Harnessing energy from flowing water has helped advance societies since the days of the Roman Empire. "Hydropower" launched the Industrial Revolution, shaped modern Europe and fueled an emerging America.
Hydropower's attractions surged in the mid-19th century, when dams were first fitted with turbines to produce electricity, setting off a building frenzy that filled American rivers and streams with thousands of dams.
Water energy at St. Anthony Falls made early Minneapolis a thriving center for mills to saw timber floated in from northern forests, and later to grind wheat into flour, making the city's milling district world-famous.
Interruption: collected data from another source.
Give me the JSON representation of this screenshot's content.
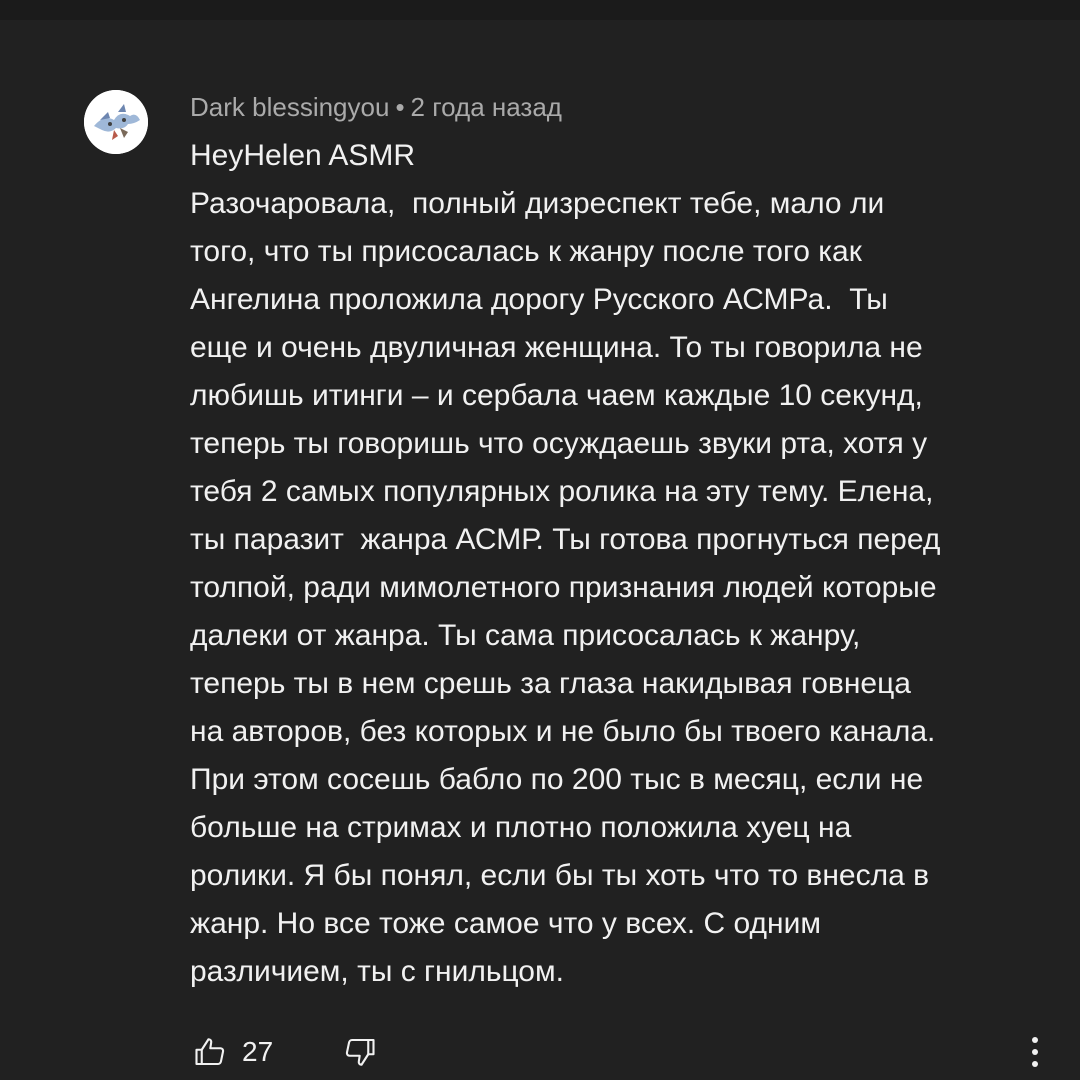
{
  "comment": {
    "author": "Dark blessingyou",
    "separator": "•",
    "timestamp": "2 года назад",
    "mention": "HeyHelen ASMR",
    "lines": [
      "Разочаровала,  полный дизреспект тебе, мало ли",
      "того, что ты присосалась к жанру после того как",
      "Ангелина проложила дорогу Русского АСМРа.  Ты",
      "еще и очень двуличная женщина. То ты говорила не",
      "любишь итинги – и сербала чаем каждые 10 секунд,",
      "теперь ты говоришь что осуждаешь звуки рта, хотя у",
      "тебя 2 самых популярных ролика на эту тему. Елена,",
      "ты паразит  жанра АСМР. Ты готова прогнуться перед",
      "толпой, ради мимолетного признания людей которые",
      "далеки от жанра. Ты сама присосалась к жанру,",
      "теперь ты в нем срешь за глаза накидывая говнеца",
      "на авторов, без которых и не было бы твоего канала.",
      "При этом сосешь бабло по 200 тыс в месяц, если не",
      "больше на стримах и плотно положила хуец на",
      "ролики. Я бы понял, если бы ты хоть что то внесла в",
      "жанр. Но все тоже самое что у всех. С одним",
      "различием, ты с гнильцом."
    ],
    "like_count": "27",
    "icons": {
      "like": "thumbs-up-icon",
      "dislike": "thumbs-down-icon",
      "more": "more-vert-icon"
    }
  },
  "colors": {
    "background": "#212121",
    "topbar": "#1b1b1b",
    "text_primary": "#f1f1f1",
    "text_secondary": "#aaaaaa"
  }
}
It all makes sense. Hydropower's fuel — water, moved by gravity — just keeps rolling along. No need for an expensive mine or long coal hauls. Amid present-day worries over climate change, emission-free hydroelectricity is seen by some as "clean, green and renewable" — unlike gas-fired and especially coal-fired plants that spew greenhouse gases by the millions of tons.
The actual generation of power by hydro is undeniably clean, so its preferability over plants burning dirty coal is a no-brainer.
But is hydropower, in the larger sense, "green"?
Far from it, as more and more are coming to realize.
Hydropower relies on dams that impound water and create vertical pressure to spin turbines. Dams and reservoirs have profound environmental effects that are coming under intense scrutiny, with one prominent national group, American Rivers, pushing hard — and successfully — for dam removal.